Meanwhile, heat a deep 12-inch broiler-safe skillet over medium heat.
Cook sausage or ground beef, stirring to break up, until heated through but not browned. Drain fat and return to pan.
Add onion, bell pepper, and garlic to skillet.
Season with salt and pepper.
Cover, and cook over medium heat until veggies are soft, about 4 minutes.
Stir in half pepperoni, crushed tomatoes, tomato sauce, tomato paste, and seasonings.
Simmer until thickened, about 10 minutes.
Stir cooked pasta into sauce along with 1 cup mozzarella cheese; toss to combine.

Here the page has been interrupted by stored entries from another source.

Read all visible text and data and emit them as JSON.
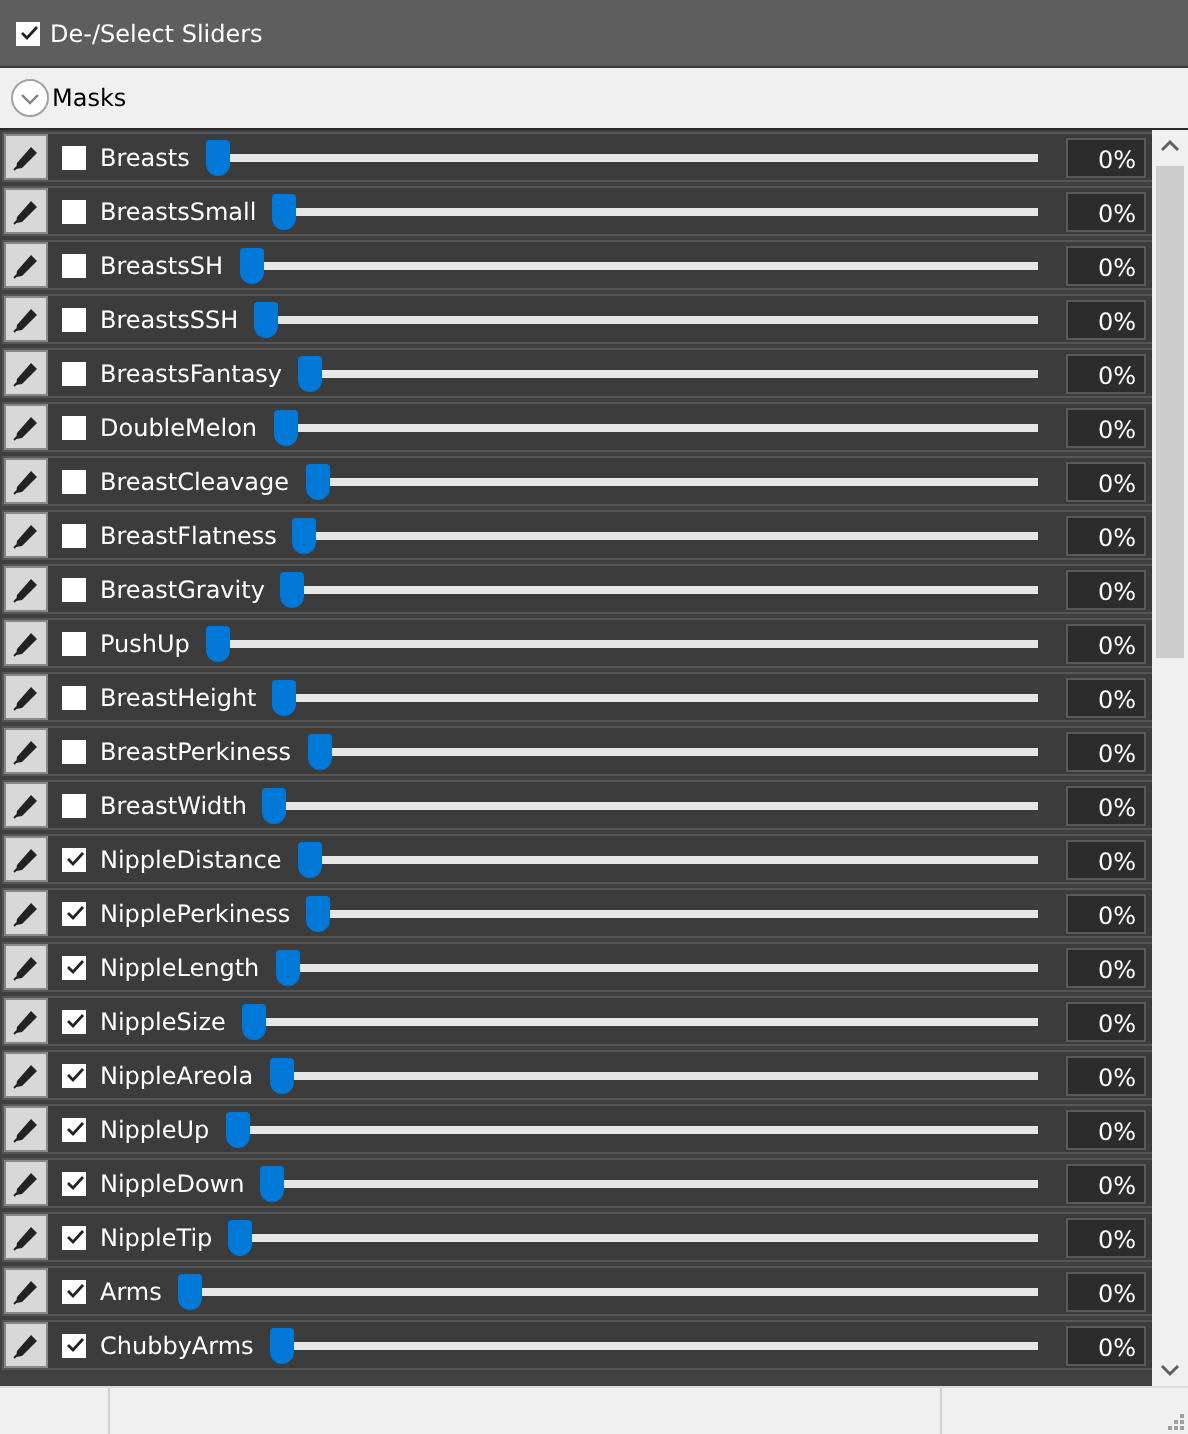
{
  "header": {
    "label": "De-/Select Sliders",
    "checked": true
  },
  "group": {
    "label": "Masks",
    "expanded": false
  },
  "sliders": [
    {
      "name": "Breasts",
      "checked": false,
      "level": 0,
      "reading": "0%"
    },
    {
      "name": "BreastsSmall",
      "checked": false,
      "level": 0,
      "reading": "0%"
    },
    {
      "name": "BreastsSH",
      "checked": false,
      "level": 0,
      "reading": "0%"
    },
    {
      "name": "BreastsSSH",
      "checked": false,
      "level": 0,
      "reading": "0%"
    },
    {
      "name": "BreastsFantasy",
      "checked": false,
      "level": 0,
      "reading": "0%"
    },
    {
      "name": "DoubleMelon",
      "checked": false,
      "level": 0,
      "reading": "0%"
    },
    {
      "name": "BreastCleavage",
      "checked": false,
      "level": 0,
      "reading": "0%"
    },
    {
      "name": "BreastFlatness",
      "checked": false,
      "level": 0,
      "reading": "0%"
    },
    {
      "name": "BreastGravity",
      "checked": false,
      "level": 0,
      "reading": "0%"
    },
    {
      "name": "PushUp",
      "checked": false,
      "level": 0,
      "reading": "0%"
    },
    {
      "name": "BreastHeight",
      "checked": false,
      "level": 0,
      "reading": "0%"
    },
    {
      "name": "BreastPerkiness",
      "checked": false,
      "level": 0,
      "reading": "0%"
    },
    {
      "name": "BreastWidth",
      "checked": false,
      "level": 0,
      "reading": "0%"
    },
    {
      "name": "NippleDistance",
      "checked": true,
      "level": 0,
      "reading": "0%"
    },
    {
      "name": "NipplePerkiness",
      "checked": true,
      "level": 0,
      "reading": "0%"
    },
    {
      "name": "NippleLength",
      "checked": true,
      "level": 0,
      "reading": "0%"
    },
    {
      "name": "NippleSize",
      "checked": true,
      "level": 0,
      "reading": "0%"
    },
    {
      "name": "NippleAreola",
      "checked": true,
      "level": 0,
      "reading": "0%"
    },
    {
      "name": "NippleUp",
      "checked": true,
      "level": 0,
      "reading": "0%"
    },
    {
      "name": "NippleDown",
      "checked": true,
      "level": 0,
      "reading": "0%"
    },
    {
      "name": "NippleTip",
      "checked": true,
      "level": 0,
      "reading": "0%"
    },
    {
      "name": "Arms",
      "checked": true,
      "level": 0,
      "reading": "0%"
    },
    {
      "name": "ChubbyArms",
      "checked": true,
      "level": 0,
      "reading": "0%"
    }
  ]
}
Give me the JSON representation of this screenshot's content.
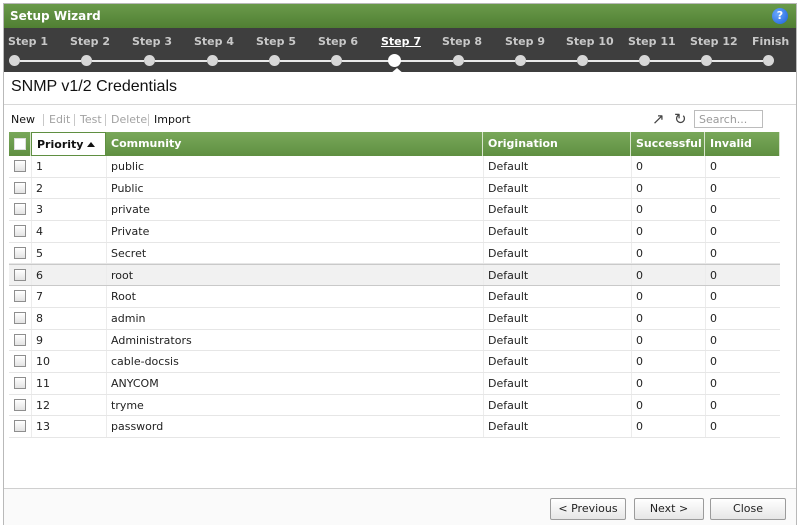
{
  "window": {
    "title": "Setup Wizard",
    "help_icon": "?"
  },
  "steps": {
    "labels": [
      "Step 1",
      "Step 2",
      "Step 3",
      "Step 4",
      "Step 5",
      "Step 6",
      "Step 7",
      "Step 8",
      "Step 9",
      "Step 10",
      "Step 11",
      "Step 12",
      "Finish"
    ],
    "current_index": 6
  },
  "page": {
    "title": "SNMP v1/2 Credentials"
  },
  "toolbar": {
    "new": "New",
    "edit": "Edit",
    "test": "Test",
    "delete": "Delete",
    "import": "Import",
    "search_placeholder": "Search..."
  },
  "table": {
    "headers": {
      "priority": "Priority",
      "community": "Community",
      "origination": "Origination",
      "successful": "Successful",
      "invalid": "Invalid"
    },
    "sort_column": "priority",
    "rows": [
      {
        "priority": "1",
        "community": "public",
        "origination": "Default",
        "successful": "0",
        "invalid": "0"
      },
      {
        "priority": "2",
        "community": "Public",
        "origination": "Default",
        "successful": "0",
        "invalid": "0"
      },
      {
        "priority": "3",
        "community": "private",
        "origination": "Default",
        "successful": "0",
        "invalid": "0"
      },
      {
        "priority": "4",
        "community": "Private",
        "origination": "Default",
        "successful": "0",
        "invalid": "0"
      },
      {
        "priority": "5",
        "community": "Secret",
        "origination": "Default",
        "successful": "0",
        "invalid": "0"
      },
      {
        "priority": "6",
        "community": "root",
        "origination": "Default",
        "successful": "0",
        "invalid": "0"
      },
      {
        "priority": "7",
        "community": "Root",
        "origination": "Default",
        "successful": "0",
        "invalid": "0"
      },
      {
        "priority": "8",
        "community": "admin",
        "origination": "Default",
        "successful": "0",
        "invalid": "0"
      },
      {
        "priority": "9",
        "community": "Administrators",
        "origination": "Default",
        "successful": "0",
        "invalid": "0"
      },
      {
        "priority": "10",
        "community": "cable-docsis",
        "origination": "Default",
        "successful": "0",
        "invalid": "0"
      },
      {
        "priority": "11",
        "community": "ANYCOM",
        "origination": "Default",
        "successful": "0",
        "invalid": "0"
      },
      {
        "priority": "12",
        "community": "tryme",
        "origination": "Default",
        "successful": "0",
        "invalid": "0"
      },
      {
        "priority": "13",
        "community": "password",
        "origination": "Default",
        "successful": "0",
        "invalid": "0"
      }
    ],
    "highlighted_row": 5
  },
  "footer": {
    "previous": "< Previous",
    "next": "Next >",
    "close": "Close"
  },
  "colors": {
    "header_green": "#5f8f41",
    "steps_bg": "#3e3e3e",
    "help_blue": "#1b5fd6"
  }
}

Top with remaining half pepperoni and half mozzarella cheese.
Broil 1-2 minutes, or until cheese has melted.
Notes
Italian sausage - Hot or mild Italian sausage will work. You can also use ground beef if you prefer.
Onion - White or yellow onion works best.
Green bell pepper - Feel free to use another color of bell pepper.
Pepperoni - I recommend using regular pepperoni, not a reduced-fat pepperoni, like turkey pepperoni. The flavor of reduced-fat pepperoni tends to get lost in the casserole.
Tomato sauce - Tomato sauce is canned tomato puree.
Rotini pasta - Another type of pasta, like penne pasta or mafalda, can be used.